Monday, November 7, 2005

Liberty, Justice and Vibrators for All

Found this online, and laughed like crazy. She makes a good point, though. Enjoy.

Liberty, Justice and Vibrators for All

It occurs to me tonight, that most civilians probably have no idea what it feels like to know your sex life is completely under the control of the United States Army. I, unfortunately do. My boyfriend has been overseas for almost a year now. And let me just say, there is a very good reason the Army calls it a 'HARDship tour'. He won't be able to come home for midtour leave until Christmas either. And of course they can't even promise he'll come home then.

So...what's a girl to do, people ask. Aside from buying my batteries at Sam's Club in bulk, and ordering many toys off the internet, I have to rely on my boyfriend to know when I've had all I can take and call me for a very intimate conversation.

However, when going over my last few bank statements, I've come to the conclusion that I'm spending way too much money on sex toys and porn. Now granted, I do have a libido that, if properly harnessed, could provide enough electricity for a small country, but I'm sure all this pent up sexual frustration is a common problem with military wives and girlfriends.

The military makes it known that it is extremely important for the mental stability of soldiers that their women stay faithful while they are deployed...not that most of us wouldn't anyway. They even have special pin ceremonies, performed by the chaplain, wherein the soldier and his girlfriend pledge to remain faithful to each other during their separation.

Therefore, my question to the Army and the policy makers of our government is this...If our celibacy is so damn important to you, could you at the very least consider passing out 'survival kits' to the women left behind when you take our men away for years at a time?


Kits should include:

1 industrial strength vibrator (you guys build and operate powerful equipment...make us some heavy duty Army issued camouflage vibrators)

A card to present to the cashier at the PX (or any discount store) which guarantees us free batteries and lube for the duration of our soldier's deployment

And a stack of patches to sew on the *** of all our pants/skirts/shorts, that reads: "PROPERTY OF (insert soldier's rank and name), PROTECTED BY THE UNITED STATES ARMY". That way every guy who checks out our *** knows it belongs to someone who carries a big gun and isn't afraid to use it.
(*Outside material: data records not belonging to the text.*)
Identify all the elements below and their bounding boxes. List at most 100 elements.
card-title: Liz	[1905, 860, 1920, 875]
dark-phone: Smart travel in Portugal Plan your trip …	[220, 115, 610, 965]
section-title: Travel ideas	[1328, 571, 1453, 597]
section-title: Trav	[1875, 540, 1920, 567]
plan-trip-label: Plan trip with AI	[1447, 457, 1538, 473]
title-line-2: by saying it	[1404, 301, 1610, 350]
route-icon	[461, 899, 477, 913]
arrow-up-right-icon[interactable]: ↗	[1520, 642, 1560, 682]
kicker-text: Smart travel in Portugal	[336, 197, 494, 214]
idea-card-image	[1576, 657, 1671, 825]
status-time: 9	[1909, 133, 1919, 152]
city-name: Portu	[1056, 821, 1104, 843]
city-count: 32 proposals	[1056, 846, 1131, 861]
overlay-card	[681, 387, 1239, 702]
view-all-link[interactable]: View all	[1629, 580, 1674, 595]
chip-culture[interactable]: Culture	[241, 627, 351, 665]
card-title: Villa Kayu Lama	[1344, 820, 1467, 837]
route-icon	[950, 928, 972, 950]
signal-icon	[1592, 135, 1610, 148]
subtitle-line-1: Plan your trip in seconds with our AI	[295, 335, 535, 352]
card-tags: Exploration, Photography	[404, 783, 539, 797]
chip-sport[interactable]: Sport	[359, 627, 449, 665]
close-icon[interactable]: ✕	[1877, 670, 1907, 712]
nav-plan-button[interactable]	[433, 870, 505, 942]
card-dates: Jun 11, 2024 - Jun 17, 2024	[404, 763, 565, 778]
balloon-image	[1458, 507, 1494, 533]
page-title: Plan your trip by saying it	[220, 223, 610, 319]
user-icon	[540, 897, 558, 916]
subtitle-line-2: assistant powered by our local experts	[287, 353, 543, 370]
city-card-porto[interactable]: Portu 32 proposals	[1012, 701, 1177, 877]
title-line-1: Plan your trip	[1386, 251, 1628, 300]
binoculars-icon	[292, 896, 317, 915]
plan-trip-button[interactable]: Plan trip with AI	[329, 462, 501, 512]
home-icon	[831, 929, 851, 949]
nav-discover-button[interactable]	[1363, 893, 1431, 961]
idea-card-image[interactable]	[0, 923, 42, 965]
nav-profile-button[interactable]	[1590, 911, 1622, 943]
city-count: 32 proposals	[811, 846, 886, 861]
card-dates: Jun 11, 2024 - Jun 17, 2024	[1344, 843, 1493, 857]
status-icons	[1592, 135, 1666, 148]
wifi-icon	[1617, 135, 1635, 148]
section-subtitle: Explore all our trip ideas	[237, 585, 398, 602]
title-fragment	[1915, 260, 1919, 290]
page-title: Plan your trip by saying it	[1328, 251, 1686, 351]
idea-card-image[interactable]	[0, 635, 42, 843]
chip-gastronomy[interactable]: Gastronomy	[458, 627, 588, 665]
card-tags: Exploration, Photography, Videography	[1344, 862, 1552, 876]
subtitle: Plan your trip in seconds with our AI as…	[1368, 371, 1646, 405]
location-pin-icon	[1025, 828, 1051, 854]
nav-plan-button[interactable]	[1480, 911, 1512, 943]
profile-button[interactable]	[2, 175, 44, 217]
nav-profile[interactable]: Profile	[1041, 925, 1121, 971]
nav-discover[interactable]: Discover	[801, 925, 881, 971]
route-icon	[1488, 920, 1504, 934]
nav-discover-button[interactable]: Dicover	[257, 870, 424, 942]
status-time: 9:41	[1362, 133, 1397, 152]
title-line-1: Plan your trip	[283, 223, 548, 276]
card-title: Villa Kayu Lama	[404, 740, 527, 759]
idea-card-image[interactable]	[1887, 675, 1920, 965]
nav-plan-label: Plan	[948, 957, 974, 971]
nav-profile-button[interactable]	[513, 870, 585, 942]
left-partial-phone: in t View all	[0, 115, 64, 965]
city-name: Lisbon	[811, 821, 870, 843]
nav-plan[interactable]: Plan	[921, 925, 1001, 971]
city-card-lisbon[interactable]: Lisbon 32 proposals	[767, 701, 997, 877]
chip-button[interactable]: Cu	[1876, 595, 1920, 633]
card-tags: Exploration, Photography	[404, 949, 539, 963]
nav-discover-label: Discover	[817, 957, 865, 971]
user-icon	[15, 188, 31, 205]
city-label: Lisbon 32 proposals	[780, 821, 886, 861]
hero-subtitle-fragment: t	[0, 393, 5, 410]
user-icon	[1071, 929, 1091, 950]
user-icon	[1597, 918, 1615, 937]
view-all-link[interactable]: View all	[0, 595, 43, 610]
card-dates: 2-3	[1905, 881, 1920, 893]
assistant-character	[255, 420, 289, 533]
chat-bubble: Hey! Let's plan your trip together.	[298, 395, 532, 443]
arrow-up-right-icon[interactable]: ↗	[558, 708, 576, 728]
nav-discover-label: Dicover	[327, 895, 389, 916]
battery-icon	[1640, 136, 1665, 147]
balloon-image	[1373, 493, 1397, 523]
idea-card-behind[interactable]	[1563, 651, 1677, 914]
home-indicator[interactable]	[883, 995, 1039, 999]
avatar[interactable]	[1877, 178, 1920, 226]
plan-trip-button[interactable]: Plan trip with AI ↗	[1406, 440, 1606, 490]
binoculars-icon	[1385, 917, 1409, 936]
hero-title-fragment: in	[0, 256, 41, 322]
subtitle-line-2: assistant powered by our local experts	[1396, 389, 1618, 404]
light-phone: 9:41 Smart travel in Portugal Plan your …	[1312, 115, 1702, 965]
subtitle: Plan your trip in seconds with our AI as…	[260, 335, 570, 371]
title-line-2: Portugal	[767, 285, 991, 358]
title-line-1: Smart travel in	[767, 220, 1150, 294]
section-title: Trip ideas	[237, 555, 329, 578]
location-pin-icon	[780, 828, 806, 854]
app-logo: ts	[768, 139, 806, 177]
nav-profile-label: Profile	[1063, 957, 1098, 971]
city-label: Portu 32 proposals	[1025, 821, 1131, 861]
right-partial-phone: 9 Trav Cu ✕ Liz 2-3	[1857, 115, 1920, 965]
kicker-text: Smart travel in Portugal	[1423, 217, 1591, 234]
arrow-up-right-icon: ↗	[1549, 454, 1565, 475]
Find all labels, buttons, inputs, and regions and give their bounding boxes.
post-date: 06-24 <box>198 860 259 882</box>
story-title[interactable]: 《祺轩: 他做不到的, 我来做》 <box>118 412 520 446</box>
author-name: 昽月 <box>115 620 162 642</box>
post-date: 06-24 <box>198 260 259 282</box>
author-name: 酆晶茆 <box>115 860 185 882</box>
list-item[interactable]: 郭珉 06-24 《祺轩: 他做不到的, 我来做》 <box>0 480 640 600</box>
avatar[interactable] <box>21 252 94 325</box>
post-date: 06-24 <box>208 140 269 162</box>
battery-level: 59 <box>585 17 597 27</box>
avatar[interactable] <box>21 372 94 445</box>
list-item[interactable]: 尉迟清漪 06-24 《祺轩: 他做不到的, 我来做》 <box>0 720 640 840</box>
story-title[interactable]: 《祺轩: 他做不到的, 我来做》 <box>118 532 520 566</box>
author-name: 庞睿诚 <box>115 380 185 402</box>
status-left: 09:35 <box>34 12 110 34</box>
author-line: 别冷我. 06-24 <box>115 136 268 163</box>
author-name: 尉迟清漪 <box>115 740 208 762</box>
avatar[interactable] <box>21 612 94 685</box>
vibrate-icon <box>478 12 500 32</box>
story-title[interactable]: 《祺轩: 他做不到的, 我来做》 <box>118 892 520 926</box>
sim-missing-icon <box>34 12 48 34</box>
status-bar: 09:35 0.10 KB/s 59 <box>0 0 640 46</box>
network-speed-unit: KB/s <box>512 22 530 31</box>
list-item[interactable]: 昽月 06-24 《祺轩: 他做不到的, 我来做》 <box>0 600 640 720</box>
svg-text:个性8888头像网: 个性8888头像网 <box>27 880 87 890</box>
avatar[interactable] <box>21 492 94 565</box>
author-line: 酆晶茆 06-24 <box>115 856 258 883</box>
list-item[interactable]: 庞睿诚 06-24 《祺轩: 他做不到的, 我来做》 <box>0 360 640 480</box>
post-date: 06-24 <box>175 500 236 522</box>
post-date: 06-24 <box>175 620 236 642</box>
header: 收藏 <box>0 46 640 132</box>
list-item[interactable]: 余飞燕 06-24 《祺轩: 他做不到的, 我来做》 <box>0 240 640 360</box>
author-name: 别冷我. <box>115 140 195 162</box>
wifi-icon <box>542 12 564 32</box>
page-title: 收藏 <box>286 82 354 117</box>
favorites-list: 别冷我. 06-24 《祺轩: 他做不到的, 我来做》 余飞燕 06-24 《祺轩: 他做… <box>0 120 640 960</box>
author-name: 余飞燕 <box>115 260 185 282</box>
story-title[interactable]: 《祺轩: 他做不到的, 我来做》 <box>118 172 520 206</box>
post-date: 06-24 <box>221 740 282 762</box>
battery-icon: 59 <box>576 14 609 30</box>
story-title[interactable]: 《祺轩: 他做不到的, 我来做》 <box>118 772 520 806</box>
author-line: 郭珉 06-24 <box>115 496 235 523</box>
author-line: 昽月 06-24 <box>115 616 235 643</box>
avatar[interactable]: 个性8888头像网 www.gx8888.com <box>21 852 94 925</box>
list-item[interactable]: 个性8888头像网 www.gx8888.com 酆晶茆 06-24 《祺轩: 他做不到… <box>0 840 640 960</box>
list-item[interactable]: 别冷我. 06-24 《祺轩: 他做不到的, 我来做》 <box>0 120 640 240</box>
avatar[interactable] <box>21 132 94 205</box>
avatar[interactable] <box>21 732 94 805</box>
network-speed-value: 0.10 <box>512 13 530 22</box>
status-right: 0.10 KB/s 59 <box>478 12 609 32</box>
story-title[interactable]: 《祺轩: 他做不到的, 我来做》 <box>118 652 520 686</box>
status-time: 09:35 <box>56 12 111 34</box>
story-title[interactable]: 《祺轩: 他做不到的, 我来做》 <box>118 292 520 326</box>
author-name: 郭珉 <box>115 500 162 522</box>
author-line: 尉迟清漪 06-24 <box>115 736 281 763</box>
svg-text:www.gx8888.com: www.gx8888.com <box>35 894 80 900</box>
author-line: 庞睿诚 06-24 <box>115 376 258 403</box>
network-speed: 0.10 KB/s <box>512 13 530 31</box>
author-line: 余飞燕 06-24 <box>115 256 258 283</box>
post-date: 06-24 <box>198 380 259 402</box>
It should also be a finable offense for a guy to persistantly hit on a girl if she is wearing one of these patches. (It never ceases to amaze me just how many low-lifes there are out there who will try to convince girls that they're wasting their lives waiting for a soldier to return home...that the girl would be much happier and more satisfied with THEM. Yeah, right...like that kind of bullshit would work on a girl like me!)

Adding some guaranteed 'alone time' on the phone with our soldier at least once a month would also be a huge bonus for all involved. (And I bet the boost in morale would benefit the mission as well.) There would need to be a small private room in every camp, a closet would even work, (nothing fancy, just a phone, a bottle of lotion, some tissues and a comfy chair). The guys could sign up for time whenever they weren't on missions or training.

I'll leave ya'll with this question...if the government isn't going to subsidize my sex toys, can I at least write them off on my taxes as a contribution to the military?